Reflexiones de paso por el cementerio
- Yael Barcesat
- 16 mar
- 2 Min. de lectura

He caminado por algunos bosques. Hay bosques de ciertas especies, es decir que se los llama “bosque de coihues”, o “bosque de sauces”, si bien lo pueblan numerosas otras, porque la mayor parte de los árboles de la región se encuadran en esa categoría. Tal como sucede en las urbes, lo que más se ve es una especie que en cierta forma acapara el ecosistema, aunque en el caso de los seres humanos el efecto exterminador de otras especies es mucho más notable.
En visitas a bosques me encontré con cadáveres de árboles. Habían sido tumbados por los vientos o por los rayos. Estaban pálidos y ya ningún brote nacía de sus cuerpos, no había dudas sobre su muerte. En regiones secas, su aspecto iba asemejándose al de huesos descarnados al sol. En zonas lluviosas, la corteza se ablandaba hasta deshacerse en húmedo aserrín, que podía fácilmente desprenderse con la yema de los dedos. Cuando un árbol caído atravesaba la picada, era labor del guardaparque removerlo con la sierra y otras herramientas. Pero cuando su raíz arrancada de cuajo y su follaje caían fuera del área de tránsito de los humanos, automáticamente ese suelo pasaba a ser su cementerio y comenzaba el proceso de descomposición.

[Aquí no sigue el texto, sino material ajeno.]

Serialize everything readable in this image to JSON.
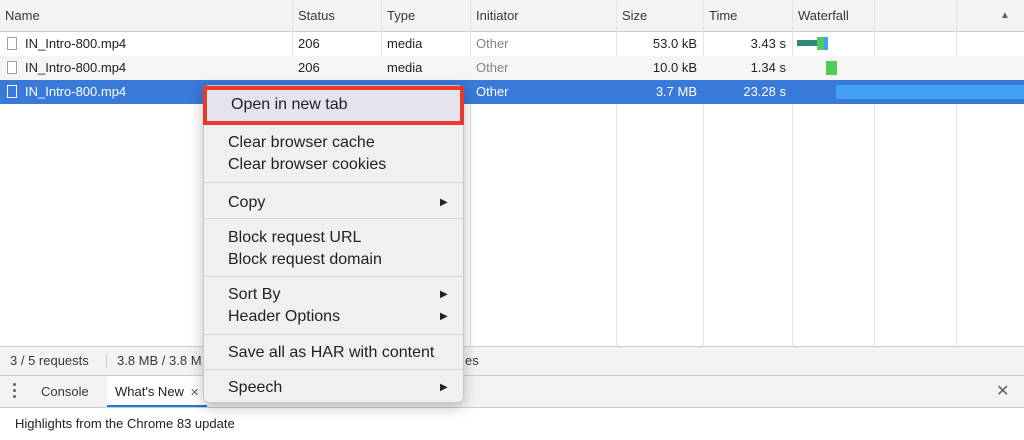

Este nombre, descomposición, me llena de dudas. Por un lado me pregunto si se puede hablar de descomposición en el primer caso, cuando los troncos y las ramas quedan blancos y pulidos como la osamenta de un animal gigantesco aunque manso, porque descomposición suena a moho, a humedad y a hediondez. Por otro lado, en el segundo caso, tan pronto como el árbol empezaba literalmente a deshacerse, innumerables formas de vida proliferaban, con lo cual tampoco la palabra descomposición hacía justicia a ese componerse diligente de la vida sobre la muerte.
En cualquier caso los árboles no siempre mueren de pie. He visto árboles fuertes que habían nacido en terreno inclinado, o sobre tierra no tan firme; árboles que habían sucumbido de pie ante la falta de agua o nutrientes, y que finalmente se habían vuelto quebradizos y cedido como ancianos de piel y hueso…, la tierra los reclamaba como abono para nuevas creaciones.
¿Dónde mueren los animales? ¿Caen al piso mientras caminan, en un momento cualquiera se desmoronan? ¿O tienen una premonición de la muerte y dosifican sus latidos para exhalar el último aliento al llegar a un sitio adecuado? ¿Cómo es ese lugar? ¿Salen de sus madrigueras o de sus corales cuando perciben que se avecina la hora? ¿O el espacio que les dio cobijo en vida se transforma ahora en su túmulo? ¿Existe tal cambio de estatus para ese habitáculo? ¿Se detienen reflexivos sus congéneres cuando se cruzan con los despojos?